Psilocybe Mexicana
The Psilocybe Mexicana is one of the most famous and popular truffles ever. In ceremonial practices, South American natives have been using it for thousands of years. It comes with a very enjoyable and warm journey which is not forgotten easily. There is no strong impact on this insect, and it is ideal for beginners.
Also, in 1958, the American mycologist Robert Watson invented it. I mean, from that moment on, people from the West began playing with it. Since the Maya, Aztecs, and all sorts of other population groups from Central and South America used this mushroom for thousands of years, it became known as “the flesh of the gods” because of its strong effects.
Psilocybe Mexicana Distribution and habitat
it grows alone or in small groups among moss along roadsides and trails, humid meadows or cornfields, in particular in the grassy areas bordering deciduous forests. Common at elevations between 300–550 metres (980–1,800 ft), rare in lower elevations, known only from Mexico, Costa Rica, El Salvador and Guatemala. Fruiting takes place from May to October.
Description
- Cap: (0.5)1 — 2(3) cm in diameter, conic to campanulate or subumbonate and often with a slight papilla, hygrophanous or glabrescent, even to striate at the margin, ocherous to brown or beige to straw color in age, sometimes with blueish or greenish tones, easily turning blue when injured.

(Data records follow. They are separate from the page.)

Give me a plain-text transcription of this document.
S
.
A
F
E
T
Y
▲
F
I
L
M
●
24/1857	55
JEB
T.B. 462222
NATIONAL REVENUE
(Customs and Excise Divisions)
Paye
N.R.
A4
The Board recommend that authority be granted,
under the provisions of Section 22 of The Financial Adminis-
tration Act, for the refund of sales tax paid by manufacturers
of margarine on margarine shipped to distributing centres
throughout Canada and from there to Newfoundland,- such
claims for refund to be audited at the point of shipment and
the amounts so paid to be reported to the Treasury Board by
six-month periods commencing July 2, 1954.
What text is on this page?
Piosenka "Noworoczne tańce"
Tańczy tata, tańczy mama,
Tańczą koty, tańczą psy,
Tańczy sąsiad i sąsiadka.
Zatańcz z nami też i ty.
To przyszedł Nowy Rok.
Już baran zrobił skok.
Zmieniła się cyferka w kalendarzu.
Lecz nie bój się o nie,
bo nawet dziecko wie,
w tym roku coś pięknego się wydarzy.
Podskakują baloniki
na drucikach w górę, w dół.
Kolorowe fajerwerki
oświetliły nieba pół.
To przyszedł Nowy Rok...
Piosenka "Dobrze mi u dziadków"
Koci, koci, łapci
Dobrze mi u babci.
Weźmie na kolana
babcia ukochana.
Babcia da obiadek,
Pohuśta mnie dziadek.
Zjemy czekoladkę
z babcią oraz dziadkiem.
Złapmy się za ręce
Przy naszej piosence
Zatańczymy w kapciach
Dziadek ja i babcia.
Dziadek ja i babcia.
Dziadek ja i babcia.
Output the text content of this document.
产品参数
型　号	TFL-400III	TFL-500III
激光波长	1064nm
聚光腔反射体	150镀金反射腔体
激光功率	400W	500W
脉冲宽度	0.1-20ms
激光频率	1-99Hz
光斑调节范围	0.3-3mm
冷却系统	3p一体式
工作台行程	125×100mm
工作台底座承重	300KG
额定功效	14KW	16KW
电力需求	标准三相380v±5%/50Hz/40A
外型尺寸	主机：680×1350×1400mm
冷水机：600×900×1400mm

- Gills: Adnate or adnexed, gray to purple-brown with whitish edges.
- Spore Print: Dark purple-brown
- Stipe: 4 — 10(12.5) cm tall x 1 — 2(3) mm thick, equal, hollow, straw color to brownish or reddish-brown, becoming darker where injured, annulus absent.
- Odor: Farinaceous
- Taste: Farinaceous
- Microscopic features: Spores 8 — 12 x 5 — 8 μm. Ovoid and smooth. Cheilocystidia 13–34 μm, fusoid-ampullaceous to sublageniform, sometimes with a forked neck. Pleurocystidia sublageniform or absent.
Psilocybe mexicana may form sclerotia, a dormant form of the organism, which affords it some protection from wildfires and other natural disasters.[3]